There is a wider issue than the youth pastoral or pragmatic solutions. The issue is about the way God is lived, and so presented. The issue is about the need to go beyond sociological or political issues, which creates division.

It is interesting that, during the last week of the Synod, some steps to return to the previous regulations of the Synod are being made. And this after there had been decisions that made the Synod of Bishops more “political,” like the 2014 decision to disclose the votes of the propositions in the final document, even when these did not get to the 2/3 Synod consensus, and the notion of a moral unanimity to approve the documents.

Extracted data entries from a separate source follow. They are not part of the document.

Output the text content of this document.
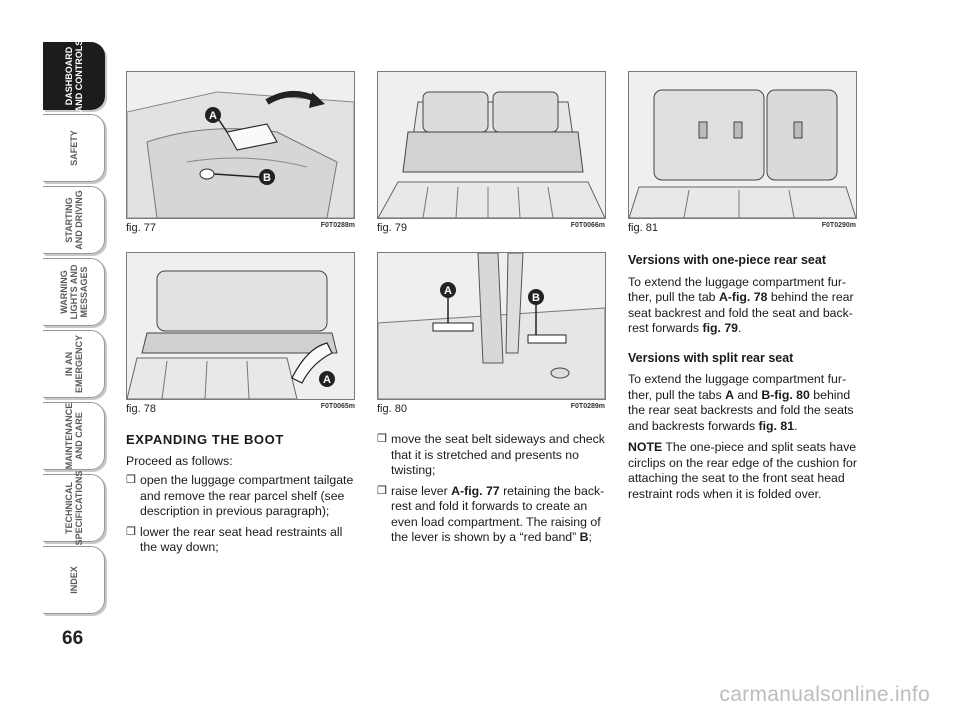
DASHBOARD
AND CONTROLS
SAFETY
STARTING
AND DRIVING
WARNING
LIGHTS AND
MESSAGES
IN AN
EMERGENCY
MAINTENANCE
AND CARE
TECHNICAL
SPECIFICATIONS
INDEX
66
A
B
fig. 77	F0T0288m fig. 79	F0T0066m fig. 81	F0T0290m
A
fig. 78	F0T0065m
A
B
fig. 80	F0T0289m

EXPANDING THE BOOT

Proceed as follows:

❒ open the luggage compartment tailgate and remove the rear parcel shelf (see description in previous paragraph);

❒ lower the rear seat head restraints all the way down;

❒ move the seat belt sideways and check that it is stretched and presents no twisting;

❒ raise lever A-fig. 77 retaining the back-rest and fold it forwards to create an even load compartment. The raising of the lever is shown by a “red band” B;

Versions with one-piece rear seat

To extend the luggage compartment fur-ther, pull the tab A-fig. 78 behind the rear seat backrest and fold the seat and back-rest forwards fig. 79.

Versions with split rear seat

To extend the luggage compartment fur-ther, pull the tabs A and B-fig. 80 behind the rear seat backrests and fold the seats and backrests forwards fig. 81.

NOTE The one-piece and split seats have circlips on the rear edge of the cushion for attaching the seat to the front seat head restraint rods when it is folded over.

carmanualsonline.info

Paolo Ruffini, prefect of the Dicastery for Communication, last week clarified positions that had to be clarified. It turned out that the final document of the Synod will not be voted in its entirety, but “paragraph by paragraph,” as it used to be the practice. It was also the practice not to disclose the names of the members of the Minor Circles, in order to “favor communion” and “avoid a climate of contraposition.”

Perhaps, step by step, the old rules established in the course of the years will return. These procedures also implied total transparency about information regarding the Synod, with the exception of open discussions and on controversial issues, which were left as internal to the Synod.

These steps back and adjustments show, in the end, that there is fire under the ashes of a discussion that is seemingly smooth and based on a few simple and pastoral issues. Under this discussion, there is the ghost of a sort of coup effected by the new regulations of the Synod that, in the end, centralized the power on the General Secretariat of the Synod.

It seems to be providential that, while the Church is living one of the moments of major disincarnation of faith, the Orthodox Church is enduring in the East a war between the Ecumenical Patriarchate of Constantinople and the Moscow Patriarchate: the first has opened the procedure to grant autonomy to a unique autocephalous Ukrainian Orthodox Church, while the Patriarchate of Moscow considers Ukraine its liturgical territory.

This war is waged through documents, meetings, announcements of the breaking of the communion and of reciprocal prayer, while other orthodox patriarchates decide where to stand. It is evident that the issue at stake is that of a Church linked to the territory and to political power. A Church that, beyond the depth of her liturgy, lives in a political way, and fights for territorial supremacies that have no reasons to be.

This is what happens in the Catholic Church, when every theological discussion is polarized and made political. The Catholic Church stays alive only because there is only one recognized chief, the Pope, and stays universal: her territorial expressions, the local Churches, are not other structures within the Church, but part of the Church.

It is not by chance that Archbishop Sviatoslav Shevchuk, head of the Greek Catholic Ukrainian Church, admonished not to use ecumenism as a diplomatic tool. Major Archbishop Shevchuk, at the Synod, noted that Ukrainian youth do not consider “young a Church that does geopolitics,” but they long for a “Mother Church, able to teach.”

So, while the Catholic Church is shaken by the abuse scandals and allegations that get to improperly asking the Pope to resign; while it is always more evident that this submerged schism in the end is nothing more than the continuation of an old discussion that was born perhaps already with the Protestant Reformation; while all of these things are happening; the third crucial week of the Synod begins.

Which will be the Synod fathers’ decisions? How will these choices impact the Church? Will they be able to ask for a Church Mother and Teacher, and look for a faith incarnated in life? Or, in the name of the pastoral practice, will they be eager to make informal concessions on doctrine?